另外,外界最關心境外移植的器官來源是否合法,在通報制度同樣面臨限制。李明哲指出,「境外移植大部分器官來源都語焉不詳,醫師也沒有辦法從外觀上判斷,包含他的病歷紀錄也沒辦法得知器官來源,若沒有註明器官來源,我們只好認定為屍體器官。」
曾處理多起術後照護的吳欣旭也認為,通報的內容並不詳盡,甚至沒有要求捐贈者提出自願捐贈同意書或家屬同意書,「等同於通報做半套。」
政策是否要調整?衛福部醫事司副司長劉玉菁在接受《報導者》訪問時回應,目前通報制度沒有要加嚴,主要是希望民眾放心通報,不要有壓力。但她也透露,「行政查核上有局限性,至少護照、病歷資料上要跟通報資料吻合,但我們很難跨境到他國醫院裡查核,是不是這位醫師動刀。」
現行通報制度仍高度仰賴患者提供的資料,難以逐一查證其真實性,若刻意隱匿特定資訊也難以發現。多位專家均提醒,政府應審慎思考,通報實質目的性為何,是否應該以主動監測、專家審查、資料交叉鉤稽多面向做管理。
境外移植反映器捐制度缺口,與道德防線的反思
在醫療現場,醫師選擇協助眼前的病人,遵從救人的職責,但放在更大的脈絡下,是否等於協助了來源不明的器官買賣、陷入人權爭議的境外器官移植產業?

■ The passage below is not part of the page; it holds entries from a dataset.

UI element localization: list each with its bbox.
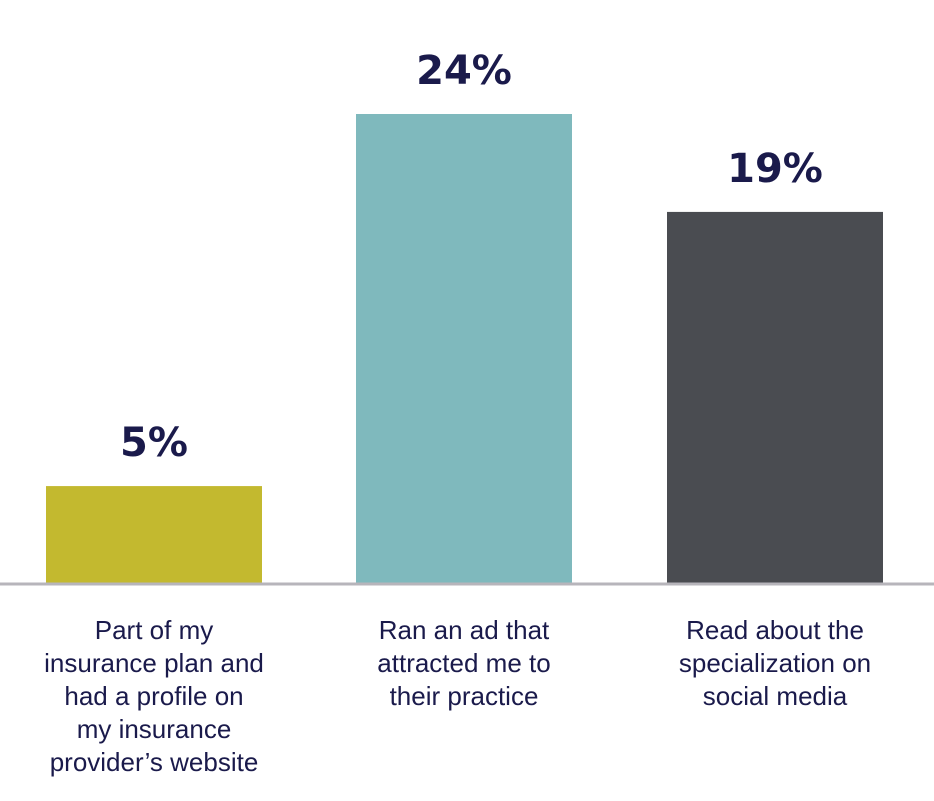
- category-label-line: provider’s website: [50, 747, 259, 777]
- bar-3: [667, 211, 883, 584]
- category-label-line: attracted me to: [377, 648, 550, 678]
- bar-1: [46, 486, 262, 584]
- category-label-line: Read about the: [686, 615, 864, 645]
- category-label-line: insurance plan and: [44, 648, 264, 678]
- bar-2: [356, 114, 572, 584]
- value-label-2: 24%: [416, 48, 512, 94]
- value-label-3: 19%: [727, 146, 823, 192]
- value-labels-group: 5% 24% 19%: [120, 48, 823, 466]
- category-label-line: specialization on: [679, 648, 871, 678]
- bars-group: [46, 114, 883, 584]
- category-labels-group: Part of my insurance plan and had a profil…: [44, 615, 871, 777]
- category-label-line: Part of my: [95, 615, 213, 645]
- category-label-2: Ran an ad that attracted me to their pract…: [377, 615, 550, 711]
- category-label-line: had a profile on: [64, 681, 243, 711]
- category-label-1: Part of my insurance plan and had a profil…: [44, 615, 264, 777]
- category-label-3: Read about the specialization on social me…: [679, 615, 871, 711]
- category-label-line: my insurance: [77, 714, 232, 744]
- category-label-line: Ran an ad that: [379, 615, 550, 645]
- value-label-1: 5%: [120, 420, 188, 466]
- category-label-line: their practice: [390, 681, 539, 711]
- category-label-line: social media: [703, 681, 848, 711]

李明哲認為「法律是道德最後一道防線」。他指出,許多情況未必違法,卻仍值得醫界反思倫理正當性。
身為醫療人員,李明哲也坦言,「不可能責怪跑去國外做移植的人。」真正的癥結,在於器官移植始終存在供需失衡,只要患者有需求,就會有人提供供給,跨境移植市場才會因此成形。
看到境外移植的患者,李明哲自認會有點罪惡感,他強調:「為什麼民眾願意冒著生命危險,帶著大筆金錢到國外換一顆器官?為什麼醫療人員不能提供他們更有效的器官來源?這才是我們真正要審視的問題。」